There were other parts of the question I think I was able to answer but I am completely clueless how to approach and set this one up. Any help would certainly be appreciated, thank you so much!

Originally Posted by cechmanek32

Just wanted to state that I appreciate all the help I can get here - you guys were more than helpful in answering one of my questions earlier today.

A large truckload of apples arrives at a packing plant. 175 apples are randomly sampled from the truck and tested for quality. Suppose it is known that 7% of all apples on the truck have discoloration, bruises, or other defects. The plant will only accept the truckload of apples if less than 4% of the sampled apples are bruised, blemished, or have some other defect. What is the probability that the load will be accepted by the plant?

There were other parts of the question I think I was able to answer but I am completely clueless how to approach and set this one up. Any help would certainly be appreciated, thank you so much!

Let X be the random variable number of bruised apples.

X ~ Binomial(n = 175, p = 0.04)

Calculate

(since 4% of 175 is 7).

The normal approximation to the binomial distribution can be used (why?).

So this would then go:

P(x<7)= P(x=0) + P(x=1) + ... P(x=6)

And the numbers I would plug in would be like this:?

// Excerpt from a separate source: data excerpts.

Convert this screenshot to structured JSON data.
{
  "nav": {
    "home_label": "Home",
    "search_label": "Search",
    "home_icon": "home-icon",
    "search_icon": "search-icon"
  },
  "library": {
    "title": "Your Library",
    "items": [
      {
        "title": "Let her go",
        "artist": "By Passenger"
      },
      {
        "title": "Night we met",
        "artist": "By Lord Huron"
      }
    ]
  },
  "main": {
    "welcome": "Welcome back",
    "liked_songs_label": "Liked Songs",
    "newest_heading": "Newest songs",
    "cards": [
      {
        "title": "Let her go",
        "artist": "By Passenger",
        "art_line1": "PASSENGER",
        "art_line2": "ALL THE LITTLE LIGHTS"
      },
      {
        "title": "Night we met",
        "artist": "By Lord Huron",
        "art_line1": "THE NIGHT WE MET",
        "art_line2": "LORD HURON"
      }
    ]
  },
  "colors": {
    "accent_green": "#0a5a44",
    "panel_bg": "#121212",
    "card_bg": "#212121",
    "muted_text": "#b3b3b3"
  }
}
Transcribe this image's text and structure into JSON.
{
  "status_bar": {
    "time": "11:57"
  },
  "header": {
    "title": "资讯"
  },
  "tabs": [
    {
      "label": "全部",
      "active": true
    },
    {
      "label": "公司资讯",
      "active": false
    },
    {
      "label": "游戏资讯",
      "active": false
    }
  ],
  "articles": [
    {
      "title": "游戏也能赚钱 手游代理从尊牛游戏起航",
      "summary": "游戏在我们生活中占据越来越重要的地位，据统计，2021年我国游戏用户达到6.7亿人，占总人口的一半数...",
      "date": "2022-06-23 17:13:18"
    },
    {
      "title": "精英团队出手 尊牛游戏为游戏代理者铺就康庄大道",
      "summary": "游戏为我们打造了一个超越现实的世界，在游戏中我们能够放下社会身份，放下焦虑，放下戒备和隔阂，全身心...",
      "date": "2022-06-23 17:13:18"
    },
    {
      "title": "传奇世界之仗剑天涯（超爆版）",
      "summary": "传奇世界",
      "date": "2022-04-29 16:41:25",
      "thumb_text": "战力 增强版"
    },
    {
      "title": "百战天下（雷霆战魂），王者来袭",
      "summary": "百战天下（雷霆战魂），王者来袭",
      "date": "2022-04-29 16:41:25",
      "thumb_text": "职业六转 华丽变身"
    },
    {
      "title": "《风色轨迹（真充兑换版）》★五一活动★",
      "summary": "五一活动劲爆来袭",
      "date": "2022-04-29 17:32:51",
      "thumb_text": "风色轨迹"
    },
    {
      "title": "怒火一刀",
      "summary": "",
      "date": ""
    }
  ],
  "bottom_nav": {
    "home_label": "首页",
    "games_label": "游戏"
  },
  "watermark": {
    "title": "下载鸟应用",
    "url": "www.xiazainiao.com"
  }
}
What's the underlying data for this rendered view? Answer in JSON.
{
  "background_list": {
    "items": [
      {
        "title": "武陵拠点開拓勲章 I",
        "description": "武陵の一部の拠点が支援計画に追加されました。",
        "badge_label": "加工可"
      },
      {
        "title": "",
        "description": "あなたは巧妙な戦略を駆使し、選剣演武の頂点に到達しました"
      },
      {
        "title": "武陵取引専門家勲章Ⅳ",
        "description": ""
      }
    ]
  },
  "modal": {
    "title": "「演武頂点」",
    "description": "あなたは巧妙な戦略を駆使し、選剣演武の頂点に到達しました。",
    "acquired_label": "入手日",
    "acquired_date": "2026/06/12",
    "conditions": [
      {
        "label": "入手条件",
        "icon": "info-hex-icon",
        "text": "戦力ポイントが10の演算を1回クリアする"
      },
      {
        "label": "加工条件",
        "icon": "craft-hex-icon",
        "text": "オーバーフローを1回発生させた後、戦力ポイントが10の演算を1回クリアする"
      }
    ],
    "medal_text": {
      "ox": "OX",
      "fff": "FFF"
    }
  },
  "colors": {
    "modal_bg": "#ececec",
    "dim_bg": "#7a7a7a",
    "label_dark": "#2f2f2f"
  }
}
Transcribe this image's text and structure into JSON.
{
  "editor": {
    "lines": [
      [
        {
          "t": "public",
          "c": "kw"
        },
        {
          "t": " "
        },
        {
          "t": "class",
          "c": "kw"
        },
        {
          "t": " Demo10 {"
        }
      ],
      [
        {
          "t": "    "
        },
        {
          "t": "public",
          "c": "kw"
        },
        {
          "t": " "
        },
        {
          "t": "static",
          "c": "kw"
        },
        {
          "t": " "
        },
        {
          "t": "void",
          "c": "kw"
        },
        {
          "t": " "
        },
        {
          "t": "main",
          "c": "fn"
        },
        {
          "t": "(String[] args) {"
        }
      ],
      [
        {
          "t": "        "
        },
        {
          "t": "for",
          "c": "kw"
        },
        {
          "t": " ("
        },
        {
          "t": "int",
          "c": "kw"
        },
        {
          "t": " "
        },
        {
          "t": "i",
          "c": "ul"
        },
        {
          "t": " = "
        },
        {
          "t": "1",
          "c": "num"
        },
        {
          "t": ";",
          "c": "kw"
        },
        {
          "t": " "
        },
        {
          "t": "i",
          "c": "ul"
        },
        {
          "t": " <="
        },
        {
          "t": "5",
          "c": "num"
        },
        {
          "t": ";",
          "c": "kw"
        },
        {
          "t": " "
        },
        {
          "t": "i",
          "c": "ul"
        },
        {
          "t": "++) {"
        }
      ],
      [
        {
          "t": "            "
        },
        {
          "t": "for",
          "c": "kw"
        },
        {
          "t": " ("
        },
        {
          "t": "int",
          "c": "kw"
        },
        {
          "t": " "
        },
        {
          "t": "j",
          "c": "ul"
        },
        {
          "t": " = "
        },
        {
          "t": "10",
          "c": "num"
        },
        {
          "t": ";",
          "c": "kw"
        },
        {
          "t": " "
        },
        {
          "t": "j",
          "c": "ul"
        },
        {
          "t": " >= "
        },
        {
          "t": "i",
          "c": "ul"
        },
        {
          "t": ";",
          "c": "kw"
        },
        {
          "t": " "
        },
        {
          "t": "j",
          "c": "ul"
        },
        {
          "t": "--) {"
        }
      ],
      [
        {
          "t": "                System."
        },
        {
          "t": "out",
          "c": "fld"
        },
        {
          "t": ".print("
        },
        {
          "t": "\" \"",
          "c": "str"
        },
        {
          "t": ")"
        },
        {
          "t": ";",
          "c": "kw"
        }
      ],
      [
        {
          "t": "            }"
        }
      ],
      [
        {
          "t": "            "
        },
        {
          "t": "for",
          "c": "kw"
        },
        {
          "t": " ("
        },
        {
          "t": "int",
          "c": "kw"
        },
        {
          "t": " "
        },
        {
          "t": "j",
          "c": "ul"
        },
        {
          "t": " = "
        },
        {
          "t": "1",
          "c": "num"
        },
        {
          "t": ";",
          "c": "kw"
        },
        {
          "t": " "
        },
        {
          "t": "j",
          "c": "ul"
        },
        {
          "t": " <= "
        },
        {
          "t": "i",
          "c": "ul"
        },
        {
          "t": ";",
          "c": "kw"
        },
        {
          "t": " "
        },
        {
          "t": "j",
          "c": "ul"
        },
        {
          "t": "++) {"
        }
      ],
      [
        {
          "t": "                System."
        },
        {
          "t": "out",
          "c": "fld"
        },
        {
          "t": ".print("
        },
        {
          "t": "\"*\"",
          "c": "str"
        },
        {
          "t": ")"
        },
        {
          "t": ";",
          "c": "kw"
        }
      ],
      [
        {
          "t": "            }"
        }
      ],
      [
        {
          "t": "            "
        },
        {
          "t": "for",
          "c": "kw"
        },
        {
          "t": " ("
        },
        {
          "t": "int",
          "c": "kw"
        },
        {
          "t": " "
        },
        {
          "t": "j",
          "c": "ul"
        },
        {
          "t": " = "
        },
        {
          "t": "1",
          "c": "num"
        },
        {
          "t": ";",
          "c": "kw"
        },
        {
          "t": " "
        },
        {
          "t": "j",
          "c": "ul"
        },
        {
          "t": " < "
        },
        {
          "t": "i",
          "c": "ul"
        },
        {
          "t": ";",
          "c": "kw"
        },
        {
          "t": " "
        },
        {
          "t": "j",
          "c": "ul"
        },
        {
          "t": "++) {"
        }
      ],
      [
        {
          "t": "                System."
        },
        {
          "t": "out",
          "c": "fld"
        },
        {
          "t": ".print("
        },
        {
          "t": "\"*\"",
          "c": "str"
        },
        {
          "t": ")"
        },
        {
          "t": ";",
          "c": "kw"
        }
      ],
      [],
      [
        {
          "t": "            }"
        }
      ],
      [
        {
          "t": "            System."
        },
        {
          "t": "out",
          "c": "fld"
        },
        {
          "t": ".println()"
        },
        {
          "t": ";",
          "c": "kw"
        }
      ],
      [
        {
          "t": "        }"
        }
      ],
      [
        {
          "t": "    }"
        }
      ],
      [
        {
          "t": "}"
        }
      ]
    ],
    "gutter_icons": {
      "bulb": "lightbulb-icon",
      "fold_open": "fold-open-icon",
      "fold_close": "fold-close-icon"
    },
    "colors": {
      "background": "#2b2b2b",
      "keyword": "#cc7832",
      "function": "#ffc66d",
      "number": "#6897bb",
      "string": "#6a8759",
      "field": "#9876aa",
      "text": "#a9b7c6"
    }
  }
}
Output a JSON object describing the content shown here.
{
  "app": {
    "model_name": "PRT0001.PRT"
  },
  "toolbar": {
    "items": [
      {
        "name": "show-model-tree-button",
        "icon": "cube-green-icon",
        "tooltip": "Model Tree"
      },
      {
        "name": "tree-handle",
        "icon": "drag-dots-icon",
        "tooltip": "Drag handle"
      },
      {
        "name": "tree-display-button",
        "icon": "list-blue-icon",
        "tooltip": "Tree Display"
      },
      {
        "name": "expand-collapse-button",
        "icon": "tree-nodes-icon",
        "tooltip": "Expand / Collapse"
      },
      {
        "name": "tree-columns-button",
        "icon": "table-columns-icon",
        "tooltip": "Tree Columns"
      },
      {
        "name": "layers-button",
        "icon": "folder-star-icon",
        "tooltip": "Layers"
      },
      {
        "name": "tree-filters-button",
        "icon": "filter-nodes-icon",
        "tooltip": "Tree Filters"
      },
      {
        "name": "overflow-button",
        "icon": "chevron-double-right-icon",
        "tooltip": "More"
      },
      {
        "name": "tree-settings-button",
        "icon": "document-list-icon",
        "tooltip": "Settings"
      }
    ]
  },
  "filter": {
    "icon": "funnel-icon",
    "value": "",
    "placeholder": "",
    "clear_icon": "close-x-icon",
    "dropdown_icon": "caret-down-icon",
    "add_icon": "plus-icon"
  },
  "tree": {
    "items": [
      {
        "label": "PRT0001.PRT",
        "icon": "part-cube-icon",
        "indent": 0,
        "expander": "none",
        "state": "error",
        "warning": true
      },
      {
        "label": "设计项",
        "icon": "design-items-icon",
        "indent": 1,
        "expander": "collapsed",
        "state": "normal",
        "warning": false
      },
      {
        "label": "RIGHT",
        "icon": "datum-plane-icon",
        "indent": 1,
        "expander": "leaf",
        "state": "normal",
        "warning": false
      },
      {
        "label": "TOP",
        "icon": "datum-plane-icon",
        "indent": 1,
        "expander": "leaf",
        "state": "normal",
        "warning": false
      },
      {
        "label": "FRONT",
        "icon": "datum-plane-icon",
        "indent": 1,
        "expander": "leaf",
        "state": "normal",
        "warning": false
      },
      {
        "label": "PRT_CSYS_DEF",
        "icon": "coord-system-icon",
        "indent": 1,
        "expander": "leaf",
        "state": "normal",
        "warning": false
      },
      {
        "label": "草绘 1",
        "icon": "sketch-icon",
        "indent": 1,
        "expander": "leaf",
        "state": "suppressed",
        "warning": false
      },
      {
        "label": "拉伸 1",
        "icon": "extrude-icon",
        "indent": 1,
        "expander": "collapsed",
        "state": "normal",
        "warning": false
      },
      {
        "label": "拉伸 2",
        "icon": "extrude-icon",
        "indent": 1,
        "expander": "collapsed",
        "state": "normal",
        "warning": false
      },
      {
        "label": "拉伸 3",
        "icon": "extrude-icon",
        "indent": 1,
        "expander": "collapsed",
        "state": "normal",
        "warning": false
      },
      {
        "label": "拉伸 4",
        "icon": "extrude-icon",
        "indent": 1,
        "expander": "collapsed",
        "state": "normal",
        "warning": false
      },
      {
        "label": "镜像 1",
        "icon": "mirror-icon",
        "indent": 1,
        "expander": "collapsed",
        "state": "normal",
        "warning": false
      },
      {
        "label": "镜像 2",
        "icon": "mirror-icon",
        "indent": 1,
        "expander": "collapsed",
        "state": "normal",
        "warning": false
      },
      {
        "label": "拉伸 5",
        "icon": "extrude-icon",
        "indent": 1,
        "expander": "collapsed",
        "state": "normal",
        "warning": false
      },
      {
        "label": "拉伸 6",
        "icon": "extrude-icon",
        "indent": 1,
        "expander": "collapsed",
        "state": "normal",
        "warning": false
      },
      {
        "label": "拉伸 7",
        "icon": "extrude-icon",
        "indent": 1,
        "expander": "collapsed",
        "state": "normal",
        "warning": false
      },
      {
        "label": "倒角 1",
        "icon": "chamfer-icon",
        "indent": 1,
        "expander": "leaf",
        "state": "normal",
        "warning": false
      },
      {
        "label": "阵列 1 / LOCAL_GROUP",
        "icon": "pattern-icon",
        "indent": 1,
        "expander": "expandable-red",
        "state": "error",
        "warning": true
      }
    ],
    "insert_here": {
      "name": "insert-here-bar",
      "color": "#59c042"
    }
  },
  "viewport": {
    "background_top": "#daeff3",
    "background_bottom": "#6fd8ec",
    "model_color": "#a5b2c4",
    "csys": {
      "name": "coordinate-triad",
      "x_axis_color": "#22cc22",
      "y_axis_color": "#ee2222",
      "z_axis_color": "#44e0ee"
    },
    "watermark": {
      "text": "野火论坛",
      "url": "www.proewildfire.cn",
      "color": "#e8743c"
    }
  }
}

P(.04^0*.96^4) this would be what it is for p(x=0), correct? Do I have to do something that involves like 4 choose 0? I'm confused about that part.

Originally Posted by cechmanek32

So this would then go:

P(x<7)= P(x=0) + P(x=1) + ... P(x=6)

And the numbers I would plug in would be like this:?

P(.04^0*.96^4) this would be what it is for p(x=0), correct? Do I have to do something that involves like 4 choose 0? I'm confused about that part.

Originally Posted by mr fantastic

[snip]
The normal approximation to the binomial distribution can be used (why?).

Have you been taught the normal approximation to the binomial distribution? Where are you stuck in applying it?

Yes, it has been covered in class. However, I always have trouble taking the numbers from the problem (or even after I equate other steps) and plugging them into the equation. I've been having an awfully hard time trying to figure this type of stuff out.